Future development of partial heart transplantation should focus on three pivotal areas. First, clinical research should assess partial heart transplant outcomes for each of its possible indications. Notably, heart transplants virtually never fail from valve dysfunction. Consequently, long-term outcomes of partial heart transplants are expected to be excellent.³ Second, fundamental research should elucidate how the biology of partial heart transplantation differs from the biology of heart transplantation. Clinical translation of this knowledge will contribute evidence-based protocols optimized for partial heart transplantation.
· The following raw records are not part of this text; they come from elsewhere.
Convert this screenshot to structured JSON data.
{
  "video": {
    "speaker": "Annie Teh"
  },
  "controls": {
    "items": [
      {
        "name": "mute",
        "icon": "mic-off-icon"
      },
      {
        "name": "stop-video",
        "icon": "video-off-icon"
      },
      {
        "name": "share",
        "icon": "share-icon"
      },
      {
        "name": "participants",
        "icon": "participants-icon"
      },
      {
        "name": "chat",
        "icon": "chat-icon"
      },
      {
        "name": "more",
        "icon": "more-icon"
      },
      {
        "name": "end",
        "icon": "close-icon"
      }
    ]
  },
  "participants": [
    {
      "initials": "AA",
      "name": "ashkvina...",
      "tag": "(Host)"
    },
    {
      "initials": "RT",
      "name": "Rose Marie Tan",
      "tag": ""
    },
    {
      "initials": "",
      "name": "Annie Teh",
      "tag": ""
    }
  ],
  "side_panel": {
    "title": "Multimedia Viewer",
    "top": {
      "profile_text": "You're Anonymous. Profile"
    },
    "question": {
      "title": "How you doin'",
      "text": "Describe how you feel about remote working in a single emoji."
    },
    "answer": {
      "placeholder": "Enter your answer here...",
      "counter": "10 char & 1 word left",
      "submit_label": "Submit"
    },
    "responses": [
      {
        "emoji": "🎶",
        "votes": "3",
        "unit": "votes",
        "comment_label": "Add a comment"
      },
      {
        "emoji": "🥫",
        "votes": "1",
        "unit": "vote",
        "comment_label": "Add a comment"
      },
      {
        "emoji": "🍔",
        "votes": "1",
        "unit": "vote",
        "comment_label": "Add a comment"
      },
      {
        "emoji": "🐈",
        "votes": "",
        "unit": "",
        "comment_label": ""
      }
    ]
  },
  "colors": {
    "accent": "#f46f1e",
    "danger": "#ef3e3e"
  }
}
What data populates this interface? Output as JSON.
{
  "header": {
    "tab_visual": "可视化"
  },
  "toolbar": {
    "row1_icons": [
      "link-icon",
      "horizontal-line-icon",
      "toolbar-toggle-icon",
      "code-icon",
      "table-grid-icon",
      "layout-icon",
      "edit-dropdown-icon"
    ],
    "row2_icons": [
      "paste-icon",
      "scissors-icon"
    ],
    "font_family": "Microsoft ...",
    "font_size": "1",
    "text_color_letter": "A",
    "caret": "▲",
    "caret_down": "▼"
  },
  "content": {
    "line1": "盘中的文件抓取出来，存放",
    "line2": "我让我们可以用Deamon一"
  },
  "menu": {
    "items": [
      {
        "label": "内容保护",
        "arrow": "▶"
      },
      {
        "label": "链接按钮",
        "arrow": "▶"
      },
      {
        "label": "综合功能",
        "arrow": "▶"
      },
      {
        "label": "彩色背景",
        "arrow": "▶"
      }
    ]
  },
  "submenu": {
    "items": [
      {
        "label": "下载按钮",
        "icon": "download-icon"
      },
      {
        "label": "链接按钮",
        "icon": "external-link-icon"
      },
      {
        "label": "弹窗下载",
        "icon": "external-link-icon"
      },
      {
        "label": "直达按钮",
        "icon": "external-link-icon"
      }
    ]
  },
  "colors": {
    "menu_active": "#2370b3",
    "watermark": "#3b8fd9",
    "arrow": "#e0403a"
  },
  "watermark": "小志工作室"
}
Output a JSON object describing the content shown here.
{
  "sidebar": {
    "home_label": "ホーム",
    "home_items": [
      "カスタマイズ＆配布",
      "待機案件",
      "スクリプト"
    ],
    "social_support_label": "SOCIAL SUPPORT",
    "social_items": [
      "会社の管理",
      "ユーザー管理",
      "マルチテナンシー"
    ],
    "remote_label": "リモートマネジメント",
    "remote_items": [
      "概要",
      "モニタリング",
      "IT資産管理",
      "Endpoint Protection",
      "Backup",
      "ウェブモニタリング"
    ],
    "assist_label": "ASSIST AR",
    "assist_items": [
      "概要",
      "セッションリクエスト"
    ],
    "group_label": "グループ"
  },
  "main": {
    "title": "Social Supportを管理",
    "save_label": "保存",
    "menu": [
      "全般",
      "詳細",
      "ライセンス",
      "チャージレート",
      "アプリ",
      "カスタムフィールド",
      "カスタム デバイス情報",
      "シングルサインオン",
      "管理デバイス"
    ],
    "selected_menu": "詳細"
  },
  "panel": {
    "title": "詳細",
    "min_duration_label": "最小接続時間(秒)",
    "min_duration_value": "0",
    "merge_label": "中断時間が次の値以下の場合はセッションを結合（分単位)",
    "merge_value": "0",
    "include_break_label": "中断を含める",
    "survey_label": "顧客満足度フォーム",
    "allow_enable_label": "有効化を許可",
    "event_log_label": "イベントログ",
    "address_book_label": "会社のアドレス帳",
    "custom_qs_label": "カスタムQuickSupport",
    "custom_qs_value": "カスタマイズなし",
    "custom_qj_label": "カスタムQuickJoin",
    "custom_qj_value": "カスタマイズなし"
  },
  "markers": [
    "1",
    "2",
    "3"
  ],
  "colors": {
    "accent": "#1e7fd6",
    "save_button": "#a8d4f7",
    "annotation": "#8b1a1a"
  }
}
Optimal protocols for partial heart transplant graft preservation, recipient immunosuppression, and rejection monitoring are expected to differ substantially from protocols for heart transplantation because graft ventricular function is no concern. Third, surgeons should explore the design space for partial heart transplantation to broaden its clinical applications beyond semilunar valve replacement. For example, our preclinical data suggests that growing surgical patches made from transplanted cardiovascular tissue could improve the outcomes of pulmonary vein repair, atrioventricular valve repair, and branch pulmonary artery reconstruction.